The current emergency rule was instituted in the summer of 1987 by President Turgut Ozal when martial law was lifted in the last four of Turkey's southeastern provinces that still had it dating from the sectarian killing that had broken out in the southeastern city of Kahramanmaras in late December 1978. Emergency rule was a response to the Kurdistan Workers Party (PKK) insurgency then gathering steam. Headquartered in Diyarbakir, Hayri Kozakcioglu was appointed as the first supra-, or regional, governor with broad authority for 8 (later as many as 11) provinces where the PKK threat seemed most serious.

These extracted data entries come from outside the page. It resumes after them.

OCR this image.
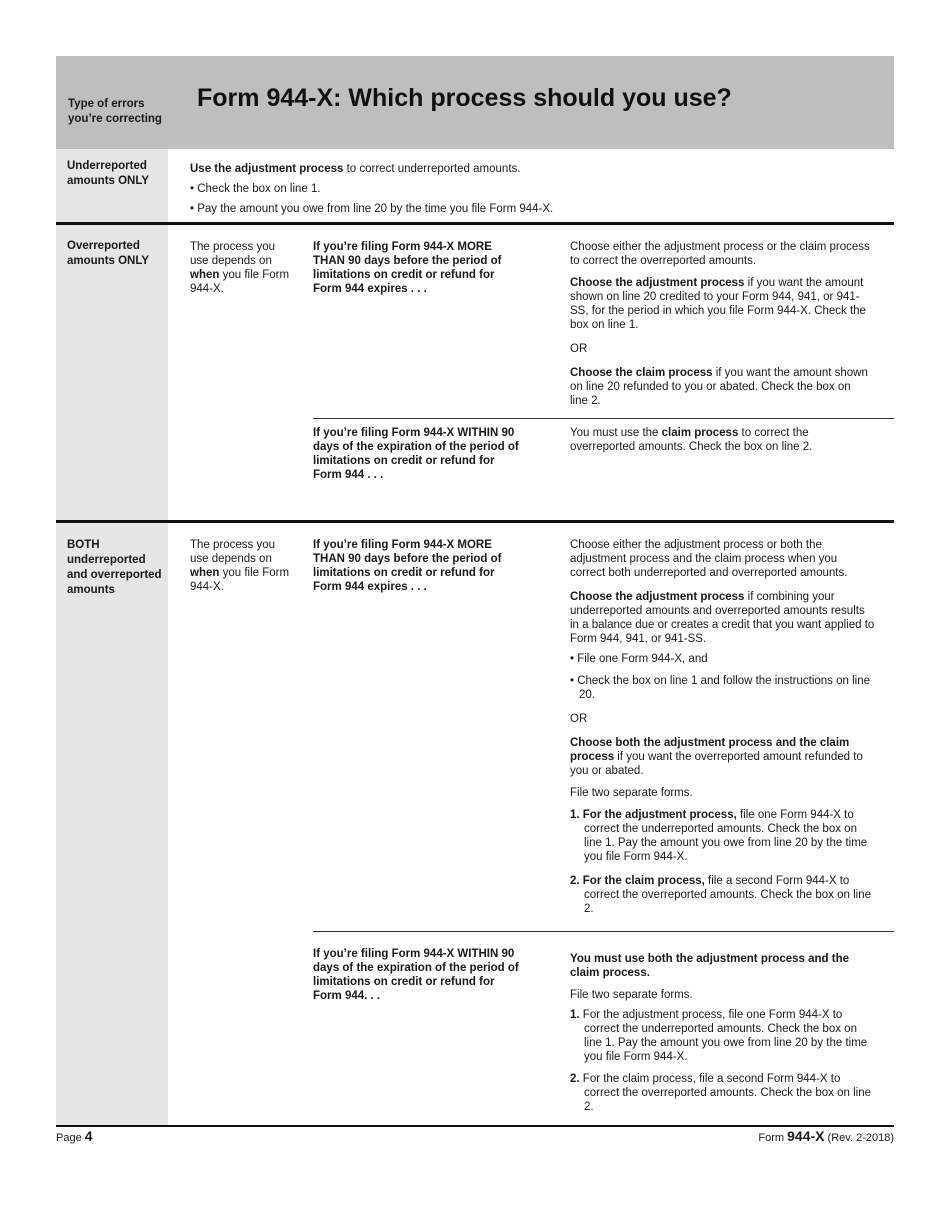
Type of errors you’re correcting
Form 944-X: Which process should you use?
Underreported amounts ONLY

Use the adjustment process to correct underreported amounts.

• Check the box on line 1.

• Pay the amount you owe from line 20 by the time you file Form 944-X.

Overreported amounts ONLY
The process you use depends on when you file Form 944-X.
If you’re filing Form 944-X MORE THAN 90 days before the period of limitations on credit or refund for Form 944 expires . . .

Choose either the adjustment process or the claim process to correct the overreported amounts.

Choose the adjustment process if you want the amount shown on line 20 credited to your Form 944, 941, or 941-SS, for the period in which you file Form 944-X. Check the box on line 1.

OR

Choose the claim process if you want the amount shown on line 20 refunded to you or abated. Check the box on line 2.

If you’re filing Form 944-X WITHIN 90 days of the expiration of the period of limitations on credit or refund for Form 944 . . .
You must use the claim process to correct the overreported amounts. Check the box on line 2.
BOTH underreported and overreported amounts
The process you use depends on when you file Form 944-X.
If you’re filing Form 944-X MORE THAN 90 days before the period of limitations on credit or refund for Form 944 expires . . .

Choose either the adjustment process or both the adjustment process and the claim process when you correct both underreported and overreported amounts.

Choose the adjustment process if combining your underreported amounts and overreported amounts results in a balance due or creates a credit that you want applied to Form 944, 941, or 941-SS.

• File one Form 944-X, and

• Check the box on line 1 and follow the instructions on line 20.

OR

Choose both the adjustment process and the claim process if you want the overreported amount refunded to you or abated.

File two separate forms.

1. For the adjustment process, file one Form 944-X to correct the underreported amounts. Check the box on line 1. Pay the amount you owe from line 20 by the time you file Form 944-X.

2. For the claim process, file a second Form 944-X to correct the overreported amounts. Check the box on line 2.

If you’re filing Form 944-X WITHIN 90 days of the expiration of the period of limitations on credit or refund for Form 944. . .

You must use both the adjustment process and the claim process.

File two separate forms.

1. For the adjustment process, file one Form 944-X to correct the underreported amounts. Check the box on line 1. Pay the amount you owe from line 20 by the time you file Form 944-X.

2. For the claim process, file a second Form 944-X to correct the overreported amounts. Check the box on line 2.

Page 4	Form 944-X (Rev. 2-2018)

Kozakcioglu already had been the provincial governor in Diyarbakir and a former Milli Istihbarat Teshilati (MIT), or Turkish National Intelligence Organization, official.
Some of Kozakcioglu's most important powers included command over the special and general security forces; control over the MIT as detailed by a special decree; authorization to move around public employees and raise their salaries; power to evacuate or merge villages and pasture areas; supervision over civil trial procedures carried out against security forces; and authority over provincial governors. Emergency rule amounted to martial law in all but name. Over the years, it was periodically extended for fewer and fewer provinces until it was finally ended in December 2002.
Along with the system of village guards instituted in the summer of 1985, the emergency rule system has long been considered a prime example of official state repression by many supporters of human rights. Both the village guards and emergency rule have been used by the state to help legalize the scorched earth tactics of destroying as many as 3,000 villages and carrying out some 1,000 extrajudicial killings of those perceived to be enemies of the state. Despite Ankara's adamant refusal to grant some type of autonomy to the region, emergency rule and its various predecessors ironically amount to a tacit admission that a strict unitary state is too difficult to maintain.
Early in 2002, Gokhan Aydiner was the regional governor for OHAL and Emergency Rule continued in two Turkish provinces, Diyarbakir and Sirnak. Emergency Rule was formally ended in December 2002 because of the military success that had been achieved against the PKK and also as part of the reforms Turkey began to implement in an attempt to enter the European Union (EU).
Historical Dictionary of the Kurds. Michael M. Gunter.